La scorsa primavera, erano circolate, senza particolare seguito, diverse proposte di modifica della legge elettorale regionale: dall’introduzione del doppio turno caldeggiata da certi settori del centrosinistra, all’improbabile ripristino del proporzionale proposto da Daniele Cocco, consigliere regionale di Leu, partito seriamente indiziato di restare fuori dal Consiglio regionale in assenza di accordi più ampi.
Oggi, a tempo ampiamente scaduto, riemergono velleitarie intenzioni di modifica del sistema elettorale sardo, i cui tratti fondamentali sono l’elezione del Presidente della Regione a turno secco, generosi premi di maggioranza (purché si superi il 25% dei voti) e impervie soglie di sbarramento per liste singole (5%) e coalizioni (10%). Indubbiamente una pessima legge, che alle elezioni regionali 2014 ha lasciato fuori dal Consiglio liste che hanno totalizzato insieme circa il 16% (guidate dagli aspiranti governatori Michela Murgia e Mauro Pili), situazione molto simile a quella che si verifica spesso nelle elezioni legislative della Turchia, non esattamente un modello di democrazia. Ma il discorso si fa un po’ pruriginoso se, a voler cambiare le regole del gioco in ‘zona cesarini’ è una formazione politica in forte (e congenita) difficoltà, che alle scorse elezioni politiche ha ottenuto pochissimi voti, è frazionata in una miriade di gruppi costitutivi e, con le regole attuali, perderebbe la partita ancor prima di disputarla.
Si tratta, manco a dirlo, del Progetto Autodeterminazione, dalla ragione sociale eternamente sospesa tra l’indipendentismo radicale e antimilitarista e un estremismo di sinistra da centri sociali, che, per il prossimo 26 settembre, ha indetto un sit in davanti al Consiglio regionale per rivendicare l’eliminazione dalla legge elettorale del “presidenzialismo”, dei “premi di maggioranza” e degli “sbarramenti antidemocratici”. Insomma, per tornare al proporzionale puro ben noto nella Prima Repubblica, che dava diritto di tribuna anche a piccole formazioni come, per esempio, Democrazia proletaria, ma rendeva il Paese ingovernabile. E’ indubbio che questo sistema elettorale penalizzi le forze politiche nuove e non consolidate, per le quali è proibitivo superare le soglie di sbarramento previste (mentre, con previsione congeniale al centrosinistra, ai micropartiti di una coalizione che superi il 10% basta ottenere un quoziente pieno, circa l’1% dei voti), ma la sua ingiustizia, che ne renderà inevitabile la revisione nella prossima legislatura, non comporta che Autodeterminazione possa cavarsela incolpando del proprio prevedibile insuccesso soltanto la legge elettorale.

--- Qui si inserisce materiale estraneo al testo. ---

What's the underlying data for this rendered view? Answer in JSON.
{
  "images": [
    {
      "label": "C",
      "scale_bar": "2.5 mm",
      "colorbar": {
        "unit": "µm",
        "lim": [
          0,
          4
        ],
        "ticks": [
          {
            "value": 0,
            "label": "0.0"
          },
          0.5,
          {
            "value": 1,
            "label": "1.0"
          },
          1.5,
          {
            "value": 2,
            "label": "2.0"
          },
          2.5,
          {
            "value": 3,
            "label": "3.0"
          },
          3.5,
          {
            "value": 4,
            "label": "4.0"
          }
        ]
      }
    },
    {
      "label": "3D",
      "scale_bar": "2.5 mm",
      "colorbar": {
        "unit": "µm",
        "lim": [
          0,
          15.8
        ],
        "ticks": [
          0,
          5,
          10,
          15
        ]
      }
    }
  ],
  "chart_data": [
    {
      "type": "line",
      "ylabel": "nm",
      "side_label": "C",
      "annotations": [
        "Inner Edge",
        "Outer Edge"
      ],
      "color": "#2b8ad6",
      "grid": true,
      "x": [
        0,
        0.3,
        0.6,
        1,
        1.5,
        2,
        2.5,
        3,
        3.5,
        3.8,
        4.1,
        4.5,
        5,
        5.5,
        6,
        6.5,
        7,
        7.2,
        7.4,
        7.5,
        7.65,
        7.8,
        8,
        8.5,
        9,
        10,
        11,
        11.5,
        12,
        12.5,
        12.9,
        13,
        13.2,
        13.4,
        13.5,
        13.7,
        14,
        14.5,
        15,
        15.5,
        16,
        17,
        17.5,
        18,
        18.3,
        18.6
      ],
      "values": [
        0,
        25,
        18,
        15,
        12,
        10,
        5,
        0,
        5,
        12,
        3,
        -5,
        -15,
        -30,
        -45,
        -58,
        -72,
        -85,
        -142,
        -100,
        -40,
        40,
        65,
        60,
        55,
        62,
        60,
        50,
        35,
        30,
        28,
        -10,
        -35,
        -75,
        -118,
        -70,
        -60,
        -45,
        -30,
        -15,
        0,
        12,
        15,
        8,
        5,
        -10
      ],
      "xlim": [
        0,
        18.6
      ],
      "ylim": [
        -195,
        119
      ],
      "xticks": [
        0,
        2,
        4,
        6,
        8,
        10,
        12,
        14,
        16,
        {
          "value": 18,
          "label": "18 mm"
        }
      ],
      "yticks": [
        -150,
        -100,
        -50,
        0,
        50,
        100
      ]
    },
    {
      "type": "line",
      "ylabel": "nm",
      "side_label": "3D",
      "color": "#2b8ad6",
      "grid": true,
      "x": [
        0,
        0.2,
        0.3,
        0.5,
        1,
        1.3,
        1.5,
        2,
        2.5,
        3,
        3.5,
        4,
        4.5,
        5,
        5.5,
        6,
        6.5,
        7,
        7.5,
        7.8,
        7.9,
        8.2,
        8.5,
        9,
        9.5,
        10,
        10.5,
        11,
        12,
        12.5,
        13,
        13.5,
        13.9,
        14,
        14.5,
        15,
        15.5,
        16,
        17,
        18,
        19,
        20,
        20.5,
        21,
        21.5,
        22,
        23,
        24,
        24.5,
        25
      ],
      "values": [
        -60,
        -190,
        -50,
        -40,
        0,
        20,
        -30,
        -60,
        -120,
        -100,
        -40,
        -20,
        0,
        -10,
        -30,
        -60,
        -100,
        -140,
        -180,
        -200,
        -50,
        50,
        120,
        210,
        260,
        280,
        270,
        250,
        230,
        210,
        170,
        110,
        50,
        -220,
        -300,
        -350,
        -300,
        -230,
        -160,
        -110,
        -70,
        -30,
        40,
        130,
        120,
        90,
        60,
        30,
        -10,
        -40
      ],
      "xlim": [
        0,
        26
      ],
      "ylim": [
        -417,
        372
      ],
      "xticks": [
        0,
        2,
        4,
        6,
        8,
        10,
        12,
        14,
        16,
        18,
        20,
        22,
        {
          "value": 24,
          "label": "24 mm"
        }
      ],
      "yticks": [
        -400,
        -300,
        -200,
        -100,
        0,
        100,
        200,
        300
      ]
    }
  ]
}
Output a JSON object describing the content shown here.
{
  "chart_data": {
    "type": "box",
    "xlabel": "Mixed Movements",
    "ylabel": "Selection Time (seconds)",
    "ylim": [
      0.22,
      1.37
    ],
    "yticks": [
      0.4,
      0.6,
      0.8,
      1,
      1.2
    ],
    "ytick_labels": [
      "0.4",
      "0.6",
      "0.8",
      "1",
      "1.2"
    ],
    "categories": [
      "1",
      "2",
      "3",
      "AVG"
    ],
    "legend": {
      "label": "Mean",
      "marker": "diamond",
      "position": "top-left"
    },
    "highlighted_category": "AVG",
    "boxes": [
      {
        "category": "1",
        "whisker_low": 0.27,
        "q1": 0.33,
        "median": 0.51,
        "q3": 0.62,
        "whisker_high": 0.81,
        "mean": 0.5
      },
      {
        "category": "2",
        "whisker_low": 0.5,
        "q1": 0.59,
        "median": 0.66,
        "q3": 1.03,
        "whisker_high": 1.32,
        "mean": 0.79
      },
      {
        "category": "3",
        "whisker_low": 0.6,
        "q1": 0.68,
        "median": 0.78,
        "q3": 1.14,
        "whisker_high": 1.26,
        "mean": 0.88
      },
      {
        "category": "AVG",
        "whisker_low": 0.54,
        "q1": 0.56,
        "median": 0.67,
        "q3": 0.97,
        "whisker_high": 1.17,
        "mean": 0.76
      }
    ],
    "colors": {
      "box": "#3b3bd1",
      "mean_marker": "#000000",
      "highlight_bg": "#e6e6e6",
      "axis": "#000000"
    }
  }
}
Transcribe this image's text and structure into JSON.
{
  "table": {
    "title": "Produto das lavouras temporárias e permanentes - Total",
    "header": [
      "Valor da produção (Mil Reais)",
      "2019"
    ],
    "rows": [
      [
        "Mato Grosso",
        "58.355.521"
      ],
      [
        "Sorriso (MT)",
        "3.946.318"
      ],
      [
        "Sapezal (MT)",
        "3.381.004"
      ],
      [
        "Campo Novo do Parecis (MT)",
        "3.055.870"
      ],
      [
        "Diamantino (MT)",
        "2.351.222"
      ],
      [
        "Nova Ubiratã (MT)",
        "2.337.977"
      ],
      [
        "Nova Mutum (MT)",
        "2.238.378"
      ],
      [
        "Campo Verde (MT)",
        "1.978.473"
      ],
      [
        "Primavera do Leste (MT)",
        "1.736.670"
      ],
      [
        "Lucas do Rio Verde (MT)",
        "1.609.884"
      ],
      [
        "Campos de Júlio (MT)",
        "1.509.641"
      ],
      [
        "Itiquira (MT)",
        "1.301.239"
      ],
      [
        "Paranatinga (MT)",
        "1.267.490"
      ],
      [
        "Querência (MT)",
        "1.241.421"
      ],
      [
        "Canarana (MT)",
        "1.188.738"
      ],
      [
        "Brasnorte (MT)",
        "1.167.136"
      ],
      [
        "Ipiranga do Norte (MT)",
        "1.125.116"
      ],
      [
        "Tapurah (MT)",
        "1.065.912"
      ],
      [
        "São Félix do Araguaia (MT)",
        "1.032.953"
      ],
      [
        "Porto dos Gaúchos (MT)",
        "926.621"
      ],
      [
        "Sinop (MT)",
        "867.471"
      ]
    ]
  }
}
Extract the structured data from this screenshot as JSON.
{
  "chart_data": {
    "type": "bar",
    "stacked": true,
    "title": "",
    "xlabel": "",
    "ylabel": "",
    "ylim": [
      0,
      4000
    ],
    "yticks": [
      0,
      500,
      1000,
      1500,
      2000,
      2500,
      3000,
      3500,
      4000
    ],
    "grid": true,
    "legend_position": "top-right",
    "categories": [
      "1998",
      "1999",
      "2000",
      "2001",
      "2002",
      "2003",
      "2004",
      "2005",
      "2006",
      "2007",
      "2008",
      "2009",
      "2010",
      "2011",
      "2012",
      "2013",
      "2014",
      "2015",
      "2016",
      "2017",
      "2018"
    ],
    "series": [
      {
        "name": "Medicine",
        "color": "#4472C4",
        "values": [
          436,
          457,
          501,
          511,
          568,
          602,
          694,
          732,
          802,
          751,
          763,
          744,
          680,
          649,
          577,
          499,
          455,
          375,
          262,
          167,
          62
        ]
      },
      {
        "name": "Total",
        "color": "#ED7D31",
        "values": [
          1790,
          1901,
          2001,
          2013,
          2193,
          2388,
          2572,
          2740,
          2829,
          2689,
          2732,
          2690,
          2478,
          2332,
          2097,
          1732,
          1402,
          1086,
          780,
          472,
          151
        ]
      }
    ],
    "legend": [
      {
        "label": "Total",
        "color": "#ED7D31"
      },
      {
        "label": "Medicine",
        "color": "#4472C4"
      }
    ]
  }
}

La storia insegna, infatti, che quando un popolo vuol far sentire la sua voce, ci riesce ad onta di qualsiasi alchimia elettorale, come ha dimostrato in qualche modo l’esito delle elezioni politiche del 4 marzo, che, pur celebratesi con un sistema elettorale come il Rosatellum, palesemente congegnato per favorire un possibile ‘inciucio’ tra Partito democratico e Forza Italia, ha determinato la nascita, quale unica formula di maggioranza possibile, dell’accordo gialloverde tra Lega e Movimento 5 Stelle. Se Autodeterminazione non entrerà nel Consiglio regionale, come oggi appare molto probabile, lo dovrà solo al fatto che il suo progetto politico sarà brutalmente respinto dal popolo sardo, come è successo alle Politiche: l’autonomismo, il ‘sovranismo’ in salsa sarda e l’indipendentismo hanno tantissime sfaccettature, come insegna la complessa storia centenaria del Partito Sardo d’Azione, e quella che punta tutto sull’antimilitarismo intransigente, sull’estremismo politico da centri sociali e su una illimitata e incondizionata ‘accoglienza’ dei cosiddetti migranti ha ben poco appeal per i Sardi, che oggi desiderano soprattutto lavoro, sviluppo e un futuro che non sia solo di emigrazione o di lavoretti di terz’ordine.